As a counterpart to this universality, some of the basic ideas of quantum mechanics bear no relation whatsoever to the concepts used in our daily life. As such they are worth investigating, and our program is indeed to do so. However, before we engage ourselves in this enterprise, we must remember that simple basic experiments are at the origin of all these surprising notions. Therefore Chapter 1 and 2, which are introductory, briefly recall how the quantum formalism could be abstracted from some crucial experimental facts. The principles of quantum mechanics are then formulated (Chapters 3, 4, and 5). Since quantum mechanics is a coherent, self-contained formalism from which a vast number of consequences and predictions of different kinds can be deduced, it appears pertinent to formulate these principles in an axiomatic way, that is, as a set of rules whose ultimate justification lies in the agreement of its predictions with the results of physical observations.

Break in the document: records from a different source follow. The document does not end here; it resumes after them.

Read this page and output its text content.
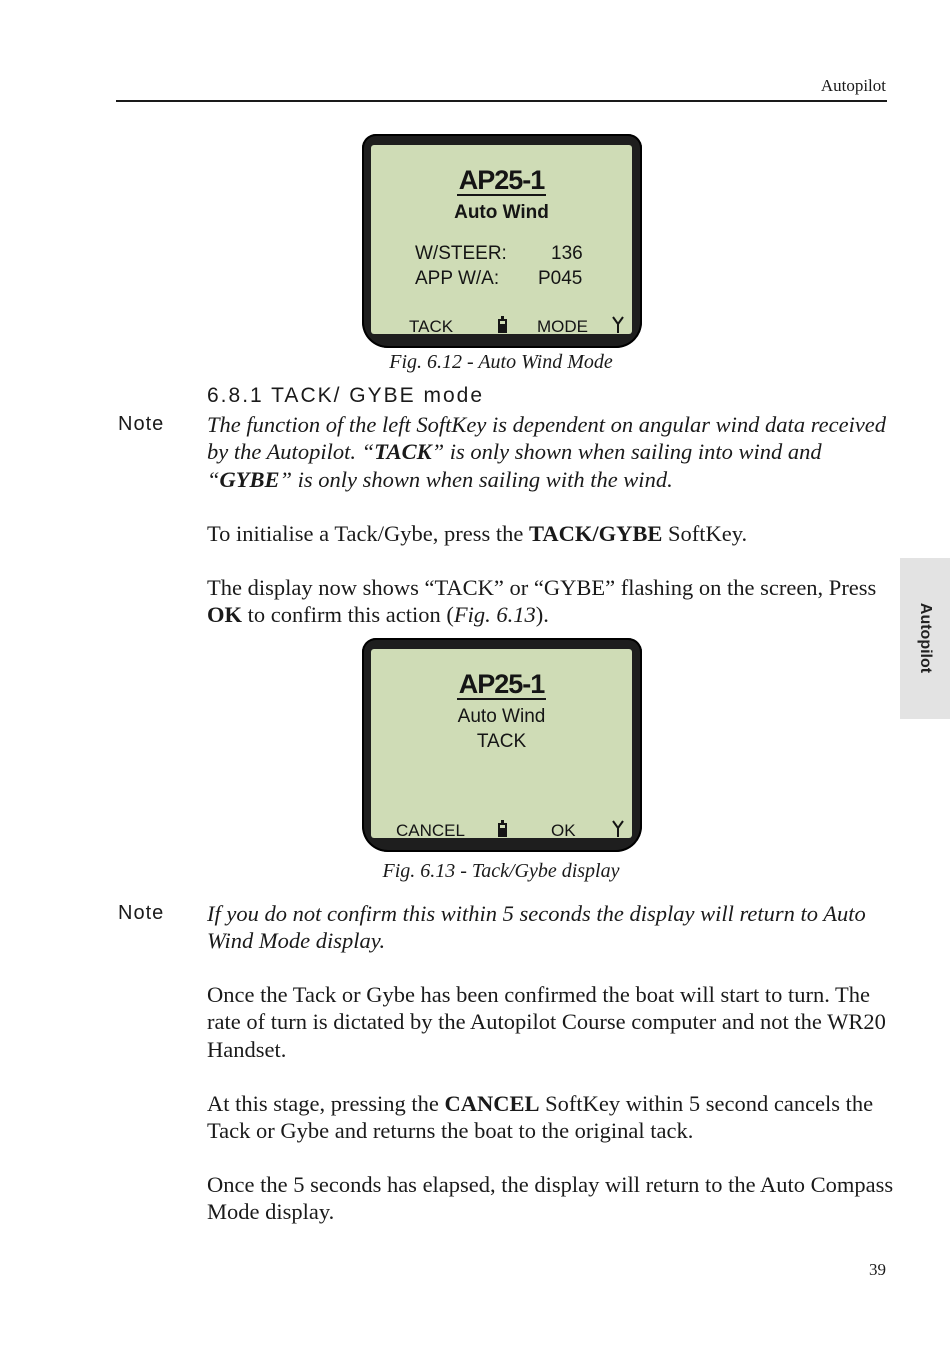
Autopilot
Autopilot
AP25-1
Auto Wind
W/STEER: 136
APP W/A: P045
TACK	MODE
Fig. 6.12 - Auto Wind Mode
6.8.1 TACK/ GYBE mode
Note The function of the left SoftKey is dependent on angular wind data received by the Autopilot. “TACK” is only shown when sailing into wind and “GYBE” is only shown when sailing with the wind.
To initialise a Tack/Gybe, press the TACK/GYBE SoftKey.
The display now shows “TACK” or “GYBE” flashing on the screen, Press OK to confirm this action (Fig. 6.13).
AP25-1
Auto Wind
TACK
CANCEL	OK
Fig. 6.13 - Tack/Gybe display
Note If you do not confirm this within 5 seconds the display will return to Auto Wind Mode display.
Once the Tack or Gybe has been confirmed the boat will start to turn. The rate of turn is dictated by the Autopilot Course computer and not the WR20 Handset.
At this stage, pressing the CANCEL SoftKey within 5 second cancels the Tack or Gybe and returns the boat to the original tack.
Once the 5 seconds has elapsed, the display will return to the Auto Compass Mode display.
39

The problem of trying to understand what physical interpretation can be given to these rules is the main subject of this book. It is a highly nontrivial one. It should not be confused with the simpler and more immediate problem of stating precisely what these rules are, independently of any interpretation that should, or could, be given them. In Chapter 3, 4 and 5 the principles are simply formulated as a set of rules that make it possible to predict—in a statistical way at least—the results of future observations from a knowledge of the results of past observations on physical systems. It should be stressed that this method of exposition does not imply a preference for a particular interpretation or a particular epistemology. It is, rather, a provisional step: we must first state precisely (independently, if possible, of any assumption and with economy of words and symbols) a set of rules that lead to experimentally verified predictions for observed phenomena. Later (but only later) we will assume that it is interesting to try to construct from these rules a real description of the physical world; for example, we can try to reformulate the rules in a language not involving the concept of an observer. The decision as to whether such a reformulation is desirable (assuming that it is possible) is essentially, in the view of many, a philosophical option; for this reason it is preferable to defer it to later chapters.

Finally, it is important to note the following fact: some of the most significant principles to which a detailed analysis of the foundations of quantum mechanics leads are in fact more general than is suggested by the manner in which they were obtained. Indeed, they also follow from just a few very qualitative ideas plus the results of some rec...